After Getting Hit In The Face With A Pie, This CEO Vowed To Fight Harder For Marriage Equality

    Alan Joyce said a plebiscite on marriage equality would encourage incidents "similar" to the pie smash.

    Qantas chief executive Alan Joyce was just three minutes into his keynote speech at a business breakfast yesterday when an elderly man smashed a pie into his face.

    The Perth man, Tony Overheu, said he was opposed to Qantas' campaign in favour of same-sex marriage and used the West Business Leadership Matters conference in Perth to make a statement.

    "From my reading, it would appear that Alan Joyce is very much part of a network trying to subvert the federal parliamentary process around the issue of marriage equality," the 67-year-old said.

    But Joyce was in good spirits when he greeted a pack of reporters in Canberra today and joked: "Is this a pie free zone?"

    Joyce said the "reasons for the incident" seemed to be to suppress his, and other corporate leaders', views on social issues.

    "I have every intention to continue to be vocal on those social and community issues," he said.

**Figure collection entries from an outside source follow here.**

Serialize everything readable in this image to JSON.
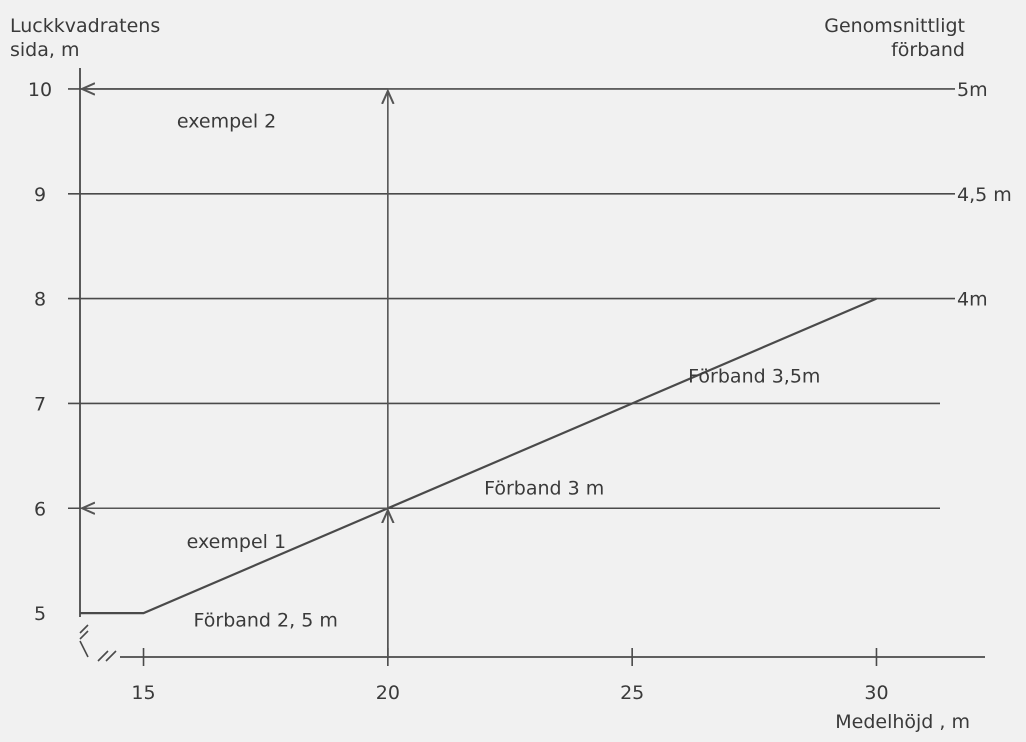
{
  "chart_data": {
    "type": "line",
    "ylabel_lines": [
      "Luckkvadratens",
      "sida, m"
    ],
    "right_label_lines": [
      "Genomsnittligt",
      "förband"
    ],
    "xlabel": "Medelhöjd , m",
    "x_ticks": [
      15,
      20,
      25,
      30
    ],
    "y_ticks": [
      5,
      6,
      7,
      8,
      9,
      10
    ],
    "xlim": [
      13.7,
      31.3
    ],
    "ylim": [
      4.6,
      10.2
    ],
    "grid_lines": [
      {
        "y": 6
      },
      {
        "y": 7
      },
      {
        "y": 8,
        "label": "4m"
      },
      {
        "y": 9,
        "label": "4,5 m"
      },
      {
        "y": 10,
        "label": "5m"
      }
    ],
    "series": [
      {
        "points": [
          {
            "x": 13.7,
            "y": 5
          },
          {
            "x": 15,
            "y": 5
          },
          {
            "x": 20,
            "y": 6
          },
          {
            "x": 30,
            "y": 8
          }
        ]
      }
    ],
    "annotations": [
      {
        "text": "Förband 2, 5 m",
        "x": 17.5,
        "y": 4.87
      },
      {
        "text": "Förband 3 m",
        "x": 23.2,
        "y": 6.13
      },
      {
        "text": "Förband 3,5m",
        "x": 27.5,
        "y": 7.2
      },
      {
        "text": "exempel 1",
        "x": 16.9,
        "y": 5.62
      },
      {
        "text": "exempel 2",
        "x": 16.7,
        "y": 9.63
      }
    ],
    "examples": [
      {
        "name": "exempel 1",
        "x": 20,
        "y": 6
      },
      {
        "name": "exempel 2",
        "x": 20,
        "y": 10
      }
    ],
    "axis_break": true
  }
}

    Alan Joyce jokes before starting press conference: "Is this a pie free zone?"

    "I am a big believer in the great Australian expression of 'fair go'. It is all about giving people equality.

    "Qantas has always been vocal on gender issues, on LGBTI issues, on Indigenous issues

    "No attempt at bullying or suppressing our voice will work."

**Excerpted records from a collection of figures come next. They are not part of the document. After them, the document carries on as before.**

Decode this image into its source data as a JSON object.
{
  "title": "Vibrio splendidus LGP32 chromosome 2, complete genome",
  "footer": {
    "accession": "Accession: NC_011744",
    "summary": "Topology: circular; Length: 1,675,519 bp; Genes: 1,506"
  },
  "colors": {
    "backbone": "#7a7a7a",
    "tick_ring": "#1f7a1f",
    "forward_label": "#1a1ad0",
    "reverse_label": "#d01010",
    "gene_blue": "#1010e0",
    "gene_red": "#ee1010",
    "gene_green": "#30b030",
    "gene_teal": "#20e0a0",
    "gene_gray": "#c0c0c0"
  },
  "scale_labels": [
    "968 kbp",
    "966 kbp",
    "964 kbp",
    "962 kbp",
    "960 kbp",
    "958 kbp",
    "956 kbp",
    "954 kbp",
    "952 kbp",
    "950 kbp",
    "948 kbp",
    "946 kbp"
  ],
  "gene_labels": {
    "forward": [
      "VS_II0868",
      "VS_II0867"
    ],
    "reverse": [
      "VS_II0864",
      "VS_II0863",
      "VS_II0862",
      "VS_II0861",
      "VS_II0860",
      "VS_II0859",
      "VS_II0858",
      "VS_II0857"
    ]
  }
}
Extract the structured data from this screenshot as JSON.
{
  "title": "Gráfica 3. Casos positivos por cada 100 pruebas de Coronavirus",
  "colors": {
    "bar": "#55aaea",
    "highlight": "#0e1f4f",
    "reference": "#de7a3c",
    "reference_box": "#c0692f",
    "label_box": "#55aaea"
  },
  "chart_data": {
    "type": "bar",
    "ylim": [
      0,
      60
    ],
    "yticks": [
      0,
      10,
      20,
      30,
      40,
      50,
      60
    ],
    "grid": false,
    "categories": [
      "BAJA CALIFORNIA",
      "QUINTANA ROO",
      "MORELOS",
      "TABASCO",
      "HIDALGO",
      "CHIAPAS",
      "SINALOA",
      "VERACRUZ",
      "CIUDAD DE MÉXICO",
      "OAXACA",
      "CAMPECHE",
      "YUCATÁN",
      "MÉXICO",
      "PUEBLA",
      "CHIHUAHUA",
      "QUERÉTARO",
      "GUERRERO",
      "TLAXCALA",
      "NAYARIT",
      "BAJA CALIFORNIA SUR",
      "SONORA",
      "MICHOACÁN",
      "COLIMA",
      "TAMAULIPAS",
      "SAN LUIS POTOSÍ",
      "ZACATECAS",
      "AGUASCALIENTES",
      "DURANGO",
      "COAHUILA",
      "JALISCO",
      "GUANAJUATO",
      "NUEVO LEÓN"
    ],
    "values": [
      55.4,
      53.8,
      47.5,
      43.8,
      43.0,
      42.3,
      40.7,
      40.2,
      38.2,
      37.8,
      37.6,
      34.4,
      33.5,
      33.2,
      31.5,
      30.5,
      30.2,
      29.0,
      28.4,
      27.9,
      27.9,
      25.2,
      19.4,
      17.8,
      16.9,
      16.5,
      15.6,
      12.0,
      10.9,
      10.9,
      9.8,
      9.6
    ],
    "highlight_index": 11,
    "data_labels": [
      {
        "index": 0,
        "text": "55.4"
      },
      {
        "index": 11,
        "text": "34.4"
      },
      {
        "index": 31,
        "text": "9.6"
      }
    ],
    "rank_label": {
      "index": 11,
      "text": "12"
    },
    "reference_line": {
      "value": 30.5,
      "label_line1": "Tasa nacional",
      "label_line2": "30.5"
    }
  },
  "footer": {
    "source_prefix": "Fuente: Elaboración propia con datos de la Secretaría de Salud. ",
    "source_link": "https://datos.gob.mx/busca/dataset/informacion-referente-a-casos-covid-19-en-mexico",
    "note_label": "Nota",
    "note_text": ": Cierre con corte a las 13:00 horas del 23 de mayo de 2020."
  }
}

    In the federal Budget handed down on Tuesday, $170 million for the plebiscite appeared again.

    Joyce said national plebiscite on same-sex marriage was a "bad idea".

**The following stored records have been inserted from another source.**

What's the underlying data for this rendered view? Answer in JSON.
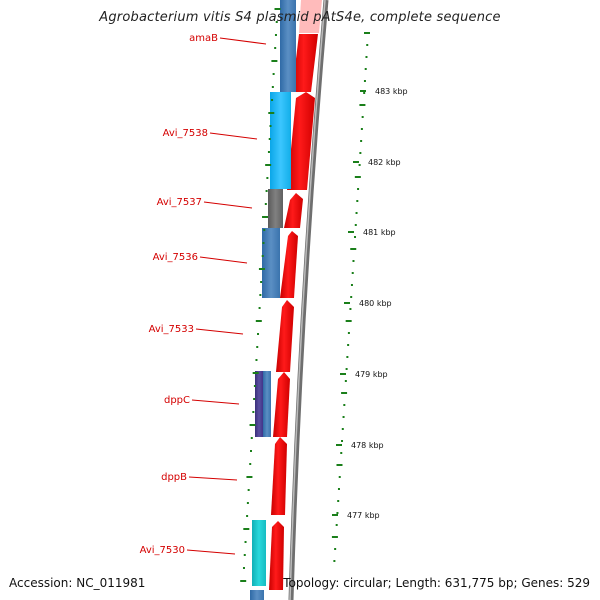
{
  "title": "Agrobacterium vitis S4 plasmid pAtS4e, complete sequence",
  "accession": "Accession: NC_011981",
  "topology": "Topology: circular; Length: 631,775 bp; Genes: 529",
  "colors": {
    "label": "#d40000",
    "forward_arrow": "#ff0000",
    "backbone": "#808080",
    "tick": "#1a7f1a",
    "cog_steelblue": "#4a7fb5",
    "cog_lightblue": "#1ab4f0",
    "cog_gray": "#6e6e6e",
    "cog_purple": "#4b3f8f",
    "cog_cyan": "#17c4c9"
  },
  "genes": [
    {
      "name": "amaB"
    },
    {
      "name": "Avi_7538"
    },
    {
      "name": "Avi_7537"
    },
    {
      "name": "Avi_7536"
    },
    {
      "name": "Avi_7533"
    },
    {
      "name": "dppC"
    },
    {
      "name": "dppB"
    },
    {
      "name": "Avi_7530"
    }
  ],
  "scale_labels": [
    "483 kbp",
    "482 kbp",
    "481 kbp",
    "480 kbp",
    "479 kbp",
    "478 kbp",
    "477 kbp"
  ]
}
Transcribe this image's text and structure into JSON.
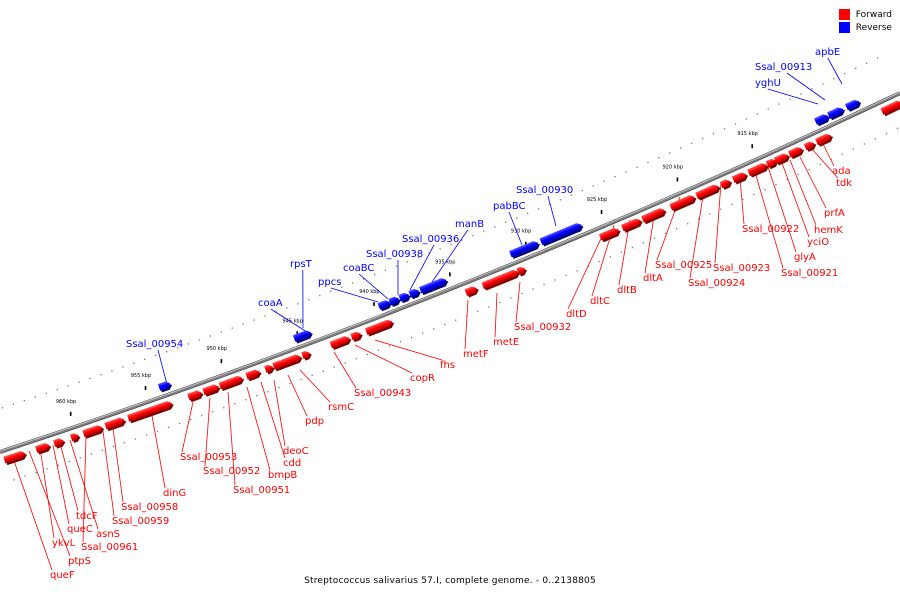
{
  "legend": [
    {
      "label": "Forward",
      "color": "#ff0000"
    },
    {
      "label": "Reverse",
      "color": "#0000ff"
    }
  ],
  "caption": "Streptococcus salivarius 57.I, complete genome. - 0..2138805",
  "colors": {
    "forward": "#ff0000",
    "reverse": "#0000ff",
    "backbone": "#7f7f7f"
  },
  "ticks": [
    "915 kbp",
    "920 kbp",
    "925 kbp",
    "930 kbp",
    "935 kbp",
    "940 kbp",
    "945 kbp",
    "950 kbp",
    "955 kbp",
    "960 kbp"
  ],
  "reverse_genes": [
    "apbE",
    "Ssal_00913",
    "yghU",
    "Ssal_00930",
    "pabBC",
    "manB",
    "Ssal_00936",
    "Ssal_00938",
    "coaBC",
    "ppcs",
    "coaA",
    "rpsT",
    "Ssal_00954"
  ],
  "forward_genes": [
    "ada",
    "tdk",
    "prfA",
    "hemK",
    "yciO",
    "glyA",
    "Ssal_00921",
    "Ssal_00922",
    "Ssal_00923",
    "Ssal_00924",
    "Ssal_00925",
    "dltA",
    "dltB",
    "dltC",
    "dltD",
    "Ssal_00932",
    "metE",
    "metF",
    "fhs",
    "copR",
    "Ssal_00943",
    "rsmC",
    "pdp",
    "deoC",
    "cdd",
    "bmpB",
    "Ssal_00951",
    "Ssal_00952",
    "Ssal_00953",
    "dinG",
    "Ssal_00958",
    "Ssal_00959",
    "Ssal_00961",
    "asnS",
    "tdcF",
    "queC",
    "ykvL",
    "ptpS",
    "queF"
  ]
}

    "It is very clear to me is that a plebiscite would bring out the worst behaviours and would encourage the type of situation we saw yesterday where people's views aren't respected," he said.

    Joyce said he would press charges against the man who had offered an apology.

    "Certainly what happened yesterday has reinvigorated me in actual fact," he said.

    "It's really encouraged me to be out there and to continue to be out there and express my views even more strongly than I have done in the past."